Evernoteのビジネスから学ぶこと
流行言葉でいうならクラウドサービスの一種であるEvernote。Macintosh、Windows、iPhone、Blackberryといった様々なデバイス間でメモや写真、PDFなどのデータを共有できる。GoogleDocsのようにブラウザで使うだけでなく、各プラットホーム用のクライアントソフトがあり、オンラインでもオフラインでも使えるのも魅力だ。そして40MBまでなら無料で使用できる。彼らのビジネスについてNY Times紙に掲載されていた。
僕自身、仕事のほとんどのメモやスナップはEvernote上に書いている。それで複数のMacintoshの間で簡単に継続して仕事ができるようになった。iPhoneではもっぱらカメラで撮影したメモにコメントをつけて保存。外で買い物のメモを呼び出して確認したり、気になったモノを撮影したりする。デザインの参考にしたいWEBページのスナップショットを保存したりするのにも使っている。つまり利用者のアイデア次第でなんでも保存しておけるし、タグをつけておけば検索も簡単。英文ならOCR処理が自動でされるので、写真からテキストで検索もできる。その自由さがEvernoteの魅力なのだと思う。

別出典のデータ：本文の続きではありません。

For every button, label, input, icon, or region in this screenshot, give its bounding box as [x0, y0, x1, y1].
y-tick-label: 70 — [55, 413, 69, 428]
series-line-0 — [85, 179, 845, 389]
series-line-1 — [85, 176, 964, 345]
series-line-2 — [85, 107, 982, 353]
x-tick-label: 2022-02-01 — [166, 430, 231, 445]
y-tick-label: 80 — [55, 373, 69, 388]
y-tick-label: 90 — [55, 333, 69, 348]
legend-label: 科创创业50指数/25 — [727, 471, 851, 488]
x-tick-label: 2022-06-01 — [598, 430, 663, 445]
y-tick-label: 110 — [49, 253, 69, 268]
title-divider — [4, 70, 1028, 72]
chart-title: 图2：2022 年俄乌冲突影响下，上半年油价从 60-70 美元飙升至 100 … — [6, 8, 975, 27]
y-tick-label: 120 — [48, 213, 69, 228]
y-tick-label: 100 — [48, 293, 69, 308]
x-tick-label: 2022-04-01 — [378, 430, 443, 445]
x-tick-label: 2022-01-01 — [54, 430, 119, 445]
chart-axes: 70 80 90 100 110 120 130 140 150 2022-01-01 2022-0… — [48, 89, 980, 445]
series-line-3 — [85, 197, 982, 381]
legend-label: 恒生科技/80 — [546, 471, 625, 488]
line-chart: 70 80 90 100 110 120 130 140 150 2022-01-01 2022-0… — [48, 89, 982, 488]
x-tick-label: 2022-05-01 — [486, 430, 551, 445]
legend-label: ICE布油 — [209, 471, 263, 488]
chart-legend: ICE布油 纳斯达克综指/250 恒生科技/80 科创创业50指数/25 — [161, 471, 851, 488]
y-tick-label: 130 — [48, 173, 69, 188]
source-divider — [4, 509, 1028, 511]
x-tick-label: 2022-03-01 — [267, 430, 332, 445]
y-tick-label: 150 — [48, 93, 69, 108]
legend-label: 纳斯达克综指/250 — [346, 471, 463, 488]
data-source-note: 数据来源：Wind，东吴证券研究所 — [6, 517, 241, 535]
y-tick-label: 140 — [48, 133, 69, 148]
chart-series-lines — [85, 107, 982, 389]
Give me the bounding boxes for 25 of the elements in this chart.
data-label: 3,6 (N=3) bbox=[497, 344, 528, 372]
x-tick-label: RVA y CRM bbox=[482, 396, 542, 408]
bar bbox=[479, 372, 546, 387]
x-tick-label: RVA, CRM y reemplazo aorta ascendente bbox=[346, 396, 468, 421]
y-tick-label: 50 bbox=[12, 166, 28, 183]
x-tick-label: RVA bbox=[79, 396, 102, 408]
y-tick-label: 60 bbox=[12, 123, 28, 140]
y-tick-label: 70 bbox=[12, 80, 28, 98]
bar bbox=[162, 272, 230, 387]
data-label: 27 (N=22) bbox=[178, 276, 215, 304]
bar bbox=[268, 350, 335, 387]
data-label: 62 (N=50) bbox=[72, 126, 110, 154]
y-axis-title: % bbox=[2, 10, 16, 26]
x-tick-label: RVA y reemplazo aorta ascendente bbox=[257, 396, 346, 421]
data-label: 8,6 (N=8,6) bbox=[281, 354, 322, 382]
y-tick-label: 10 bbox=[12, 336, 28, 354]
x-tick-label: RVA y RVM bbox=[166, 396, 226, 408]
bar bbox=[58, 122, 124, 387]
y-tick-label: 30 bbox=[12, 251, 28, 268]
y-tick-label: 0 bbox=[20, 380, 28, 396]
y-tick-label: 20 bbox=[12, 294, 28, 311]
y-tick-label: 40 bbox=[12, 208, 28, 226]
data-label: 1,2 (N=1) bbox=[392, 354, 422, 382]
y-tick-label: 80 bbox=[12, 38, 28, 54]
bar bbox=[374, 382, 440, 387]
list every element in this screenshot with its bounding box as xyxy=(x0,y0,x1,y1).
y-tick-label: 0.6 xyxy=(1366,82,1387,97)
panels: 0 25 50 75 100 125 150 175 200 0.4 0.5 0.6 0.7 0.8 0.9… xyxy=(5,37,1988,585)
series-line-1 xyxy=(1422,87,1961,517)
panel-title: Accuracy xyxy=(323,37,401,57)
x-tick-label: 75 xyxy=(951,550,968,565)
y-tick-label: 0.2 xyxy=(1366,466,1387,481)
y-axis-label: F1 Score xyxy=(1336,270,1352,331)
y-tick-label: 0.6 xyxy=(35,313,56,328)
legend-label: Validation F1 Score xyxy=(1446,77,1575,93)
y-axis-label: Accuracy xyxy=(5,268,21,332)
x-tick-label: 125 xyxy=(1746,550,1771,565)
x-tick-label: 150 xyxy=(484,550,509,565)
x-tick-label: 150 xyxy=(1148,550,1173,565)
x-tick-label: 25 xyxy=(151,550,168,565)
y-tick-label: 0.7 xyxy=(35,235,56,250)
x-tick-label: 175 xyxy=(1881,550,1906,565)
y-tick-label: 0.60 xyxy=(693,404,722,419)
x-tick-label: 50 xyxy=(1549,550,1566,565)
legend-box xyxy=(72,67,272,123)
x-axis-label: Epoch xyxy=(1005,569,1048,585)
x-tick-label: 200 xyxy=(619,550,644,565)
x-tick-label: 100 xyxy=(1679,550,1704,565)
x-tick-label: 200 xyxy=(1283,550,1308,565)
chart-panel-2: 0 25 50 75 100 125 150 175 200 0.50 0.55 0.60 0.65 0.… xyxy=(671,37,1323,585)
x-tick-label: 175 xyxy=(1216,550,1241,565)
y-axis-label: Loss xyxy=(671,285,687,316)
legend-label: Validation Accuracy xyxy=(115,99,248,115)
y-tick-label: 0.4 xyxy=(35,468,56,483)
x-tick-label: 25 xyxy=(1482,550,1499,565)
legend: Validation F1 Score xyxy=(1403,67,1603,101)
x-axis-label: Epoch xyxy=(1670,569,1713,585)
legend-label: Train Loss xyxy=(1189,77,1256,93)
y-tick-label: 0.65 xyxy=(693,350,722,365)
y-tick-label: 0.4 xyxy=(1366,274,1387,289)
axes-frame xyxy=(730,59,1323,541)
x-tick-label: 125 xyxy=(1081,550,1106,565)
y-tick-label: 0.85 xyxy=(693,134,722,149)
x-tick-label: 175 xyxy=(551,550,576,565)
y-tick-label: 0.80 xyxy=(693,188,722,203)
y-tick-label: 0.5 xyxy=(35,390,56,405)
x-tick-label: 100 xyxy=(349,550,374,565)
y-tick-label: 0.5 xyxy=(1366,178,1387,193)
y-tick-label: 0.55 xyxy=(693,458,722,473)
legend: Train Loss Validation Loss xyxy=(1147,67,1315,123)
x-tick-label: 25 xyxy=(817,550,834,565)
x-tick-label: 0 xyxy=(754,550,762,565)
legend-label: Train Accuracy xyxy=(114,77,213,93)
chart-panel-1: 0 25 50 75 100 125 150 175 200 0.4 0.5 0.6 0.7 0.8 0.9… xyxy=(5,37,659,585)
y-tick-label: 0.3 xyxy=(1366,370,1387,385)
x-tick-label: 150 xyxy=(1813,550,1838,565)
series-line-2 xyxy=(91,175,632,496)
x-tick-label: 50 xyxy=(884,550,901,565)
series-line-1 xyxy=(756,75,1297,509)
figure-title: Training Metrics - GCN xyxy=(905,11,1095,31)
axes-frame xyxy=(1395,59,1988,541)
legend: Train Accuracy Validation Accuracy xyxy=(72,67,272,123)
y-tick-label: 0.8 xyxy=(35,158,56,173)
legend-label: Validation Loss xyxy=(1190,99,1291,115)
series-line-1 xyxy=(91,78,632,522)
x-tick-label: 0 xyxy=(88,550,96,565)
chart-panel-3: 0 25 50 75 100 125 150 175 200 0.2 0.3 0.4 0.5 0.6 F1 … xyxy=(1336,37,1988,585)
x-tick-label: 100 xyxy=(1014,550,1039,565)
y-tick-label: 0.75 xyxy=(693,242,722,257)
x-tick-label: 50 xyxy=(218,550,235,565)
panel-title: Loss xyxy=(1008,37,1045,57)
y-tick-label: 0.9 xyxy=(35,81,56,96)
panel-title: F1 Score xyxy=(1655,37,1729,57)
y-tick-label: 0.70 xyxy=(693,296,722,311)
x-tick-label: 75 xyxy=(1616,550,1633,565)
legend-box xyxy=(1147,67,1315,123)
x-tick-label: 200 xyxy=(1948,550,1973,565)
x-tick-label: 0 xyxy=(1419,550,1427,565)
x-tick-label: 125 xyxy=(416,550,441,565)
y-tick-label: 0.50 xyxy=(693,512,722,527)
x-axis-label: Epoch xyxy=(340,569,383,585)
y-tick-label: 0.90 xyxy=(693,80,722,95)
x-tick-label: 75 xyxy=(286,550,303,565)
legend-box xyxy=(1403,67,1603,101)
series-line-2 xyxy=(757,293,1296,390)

そうなると、この企業のことが気になる。こんなにスマートなサービスを生み出した企業がせっかく保存したデータとともになくなってしまっては困るし。そうしたら8月末にNY Times紙の記事があった。タイトルは「Using 'Free' Turn a Profit(無料を利用して利益に変える)」。
Evernoteの概要はざっと次のようなもの。
- 過去18ヶ月で1400万人がこのサービスに興味もって利用した
- 75%の利用者は最初の4ヶ月で去っていった
- 50万人のアクティブな利用者が残り、その多くが有料サービスに移行した
- 2009年7月の月間売上げは$79,000(約760万円)
この売上げでもEvernoteの規模の企業ならサーバーコストや開発費を十分カバーできるとか。そしてこのサービスをいつでも無料で試して、一定容量まで利用できることがもっともコストのかからない広告宣伝になっていると彼らは言う。
小規模で、インテリジェントなサービスを提供して、ニッチプレーヤーかもしれないが確実に利益を上げる。そんな彼らのスタンに僕はとても共感を覚える。